On Thu, May 09, 2024 at 07:23:09AM -0400, David A. Desrosiers wrote:
> Let's also not lose sight of the fact that if proposed had been enabled by
> default with the current LTS release, the xz exposure and impact would have
> been a lot broader than it was, and also a lot harder to clean up and
> retract from.

I don't think that's true. With NotAutomatic, users would still have
required to explicitly install the package from proposed (with -t or
equivalent), and what would have caused them to do that?

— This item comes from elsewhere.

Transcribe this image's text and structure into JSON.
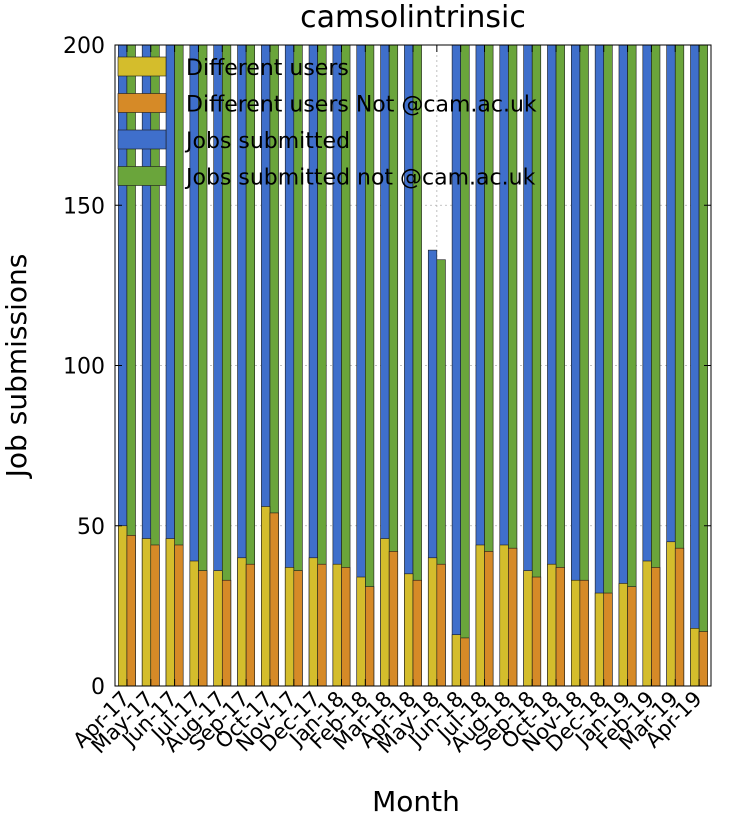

> As it was, the customer I support mirrored -proposed into their internal
> aptly during the Feb 28-March 30 window when the exploited versions of xz
> packages were resident in noble-proposed, and some of their machines had it
> deployed as part of internal automation. They had to go through a manual
> exercise to delete the pocket from their mirror and specifically the
> xz-utils packages for a daily span of 30 days of mirroring and resilver all
> of their aptly package lists to redact that and remove their own potential
> for exposure.

This sounds like a counterexample to me - it sounds like a user
deliberately chose to opt in to the cutting edge and faced the
consequences. That's always going to be the case for those who opt-in.
If had chosen to already add proposed by default, that's wouldn't have
changed the impact for this particular user.

> Let's err on the side of being a bit more cautious here, so we don't leave
> ourselves open to another possible 'adventure' that could sneak through
> unnoticed, before our users/customers are impacted. -proposed explicitly
> disabled by default has a purpose and requires being manually enabled, and
> once we flip that position, we may lose the value that explicit testing of
> packages in -proposed provides.

From an exposure perspective, I don't see how requiring manual
enablement via sources.list is different from requiring manual opt-in
through apt with -t. In both cases the user has to take an explicit
opt-in step. Further, before we had NotAutomatic for proposed, it was
one step before (add-apt-repository -p proposed) and I'm proposing that
it be one step now that we have NotAutomatic (apt install -t
<series>-proposed). Why you think this is worse?